Those Leaky Networks
In previous blog posts I’ve blogged about ECF’s upcoming implementation of RFC 119.
In this post, I would like to jump out of the description of RFC 119 and talk about how the implementation of RFC 119 and ECF remote services fit together…as our implementation of RFC119 is layered on top of the ECF remote services API.
I think of remote procedure call as a leaky abstraction. For those that haven’t read Joel Spolsky’s The Law of Leaky Abstractions, I highly recommend it. The reason I would say that it’s a leaky abstraction is that although transparent RPC *looks* like a local method call, it’s clearly not under some situations:
- The remote call is very slow (or blocks) because of a network problem
- The remote call cannot complete because the network fails/goes down
- A parameter to the remote method call cannot be serialized…e.g. trying to make a remote call e.g. like this: serviceProxy.setWorkspace(IWorkspace workspace…why would passing a workspace to a method call be a problem?)
There are others, but I think these are the most compelling.
Note that all three of the above are runtime issues…i.e. they can happen at runtime for lots of reasons that have nothing to do with the semantics of the RPC itself. In the case of 1 and 2 they cannot be prevented. And they are likely to happen for non-trivial procedures.
Note also that since OSGi services are method calls on some service interface (a pojo), that remote services will also have the above issues. It doesn’t matter what your remoting implementation is, they will all be subject to such problems. Unfortunately, we (the distribution system implementers) can’t prevent it.
So, to me this means remote procedure call is a leaky abstraction…because even though it looks like normal/local/in memory method call, there are occasions where the ’truth’ about networks leaks out.
So what to do? Well, I think there are several things to do, both from the service designer’s viewpoint (i.e. those defining the service to be remoted) and the distribution system implementer’s viewpoint (i.e. people that implement distribution infrastructures…like me).
From the service designer’s viewpoint you could design all of your services to prepared for 1, 2, 3 above…and/or document them as having these properties. This can/does definately help. But it is a major pain, and you can end up having services that are more complex (especially if they are used locally as well as remotely).
From the distribution system implementer’s viewpoint I feel one thing to do is what Joel describes in his paper as what TCP did for IP..layering.

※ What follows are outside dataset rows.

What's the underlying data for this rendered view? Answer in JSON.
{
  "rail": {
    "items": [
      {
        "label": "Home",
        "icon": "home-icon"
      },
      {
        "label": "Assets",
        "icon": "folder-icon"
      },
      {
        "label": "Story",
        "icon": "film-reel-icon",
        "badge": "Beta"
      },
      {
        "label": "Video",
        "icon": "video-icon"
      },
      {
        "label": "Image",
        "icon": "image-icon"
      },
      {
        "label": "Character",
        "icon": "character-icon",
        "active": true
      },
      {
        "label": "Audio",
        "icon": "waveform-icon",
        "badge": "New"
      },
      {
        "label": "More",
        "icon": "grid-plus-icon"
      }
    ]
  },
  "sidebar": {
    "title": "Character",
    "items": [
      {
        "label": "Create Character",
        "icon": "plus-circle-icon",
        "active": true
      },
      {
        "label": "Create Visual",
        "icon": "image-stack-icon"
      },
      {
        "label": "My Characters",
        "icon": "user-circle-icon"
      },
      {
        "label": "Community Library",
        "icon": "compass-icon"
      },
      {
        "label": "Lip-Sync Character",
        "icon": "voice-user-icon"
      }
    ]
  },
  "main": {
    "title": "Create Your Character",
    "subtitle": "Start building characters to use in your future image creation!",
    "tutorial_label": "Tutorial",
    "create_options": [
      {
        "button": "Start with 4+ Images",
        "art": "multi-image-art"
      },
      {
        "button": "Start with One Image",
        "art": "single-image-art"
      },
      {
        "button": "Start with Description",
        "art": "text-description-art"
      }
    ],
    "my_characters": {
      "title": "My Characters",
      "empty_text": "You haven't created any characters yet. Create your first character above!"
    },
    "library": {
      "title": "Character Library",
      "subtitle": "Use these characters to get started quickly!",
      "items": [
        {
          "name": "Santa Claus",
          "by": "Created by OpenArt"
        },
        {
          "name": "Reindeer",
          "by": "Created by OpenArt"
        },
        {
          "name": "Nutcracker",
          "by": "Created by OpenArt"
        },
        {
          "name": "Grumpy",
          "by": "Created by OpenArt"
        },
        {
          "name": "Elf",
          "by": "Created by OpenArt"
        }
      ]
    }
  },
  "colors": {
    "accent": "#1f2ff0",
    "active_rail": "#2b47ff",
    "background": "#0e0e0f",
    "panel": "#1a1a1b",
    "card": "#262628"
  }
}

That is the approach we’ve taken with implementing RFC 119…as the implementation of transparent remoting as specified in RFC119 is implemented on a non-transparent/explicit remoting API (ECF remote services). I think this is nice, because it allows/supports more use cases:
“I want to create a simple remote service, as easily as I can and have it work” (use RFC 119)
“I want to create a remote service that knows about or at least responds properly to the remoting leaks (1, 2, 3, etc above), and not simply crash/block/fail when the service is used” (use ECF remote services)
So, we’ve implemented RFC119 itself using ECF remote services…and layered transparent remoting on top of a non-transparent remoting runtime API. This gives choices to both service designers and service consumers about how much they want/need to care about the network leaking into remote OSGi services. That is, if they care about the leaks they can do something about them, but if they (or the service consumers) don’t care about such leaks they can have a standard way of publishing, discovering, and receiving remote OSGi services.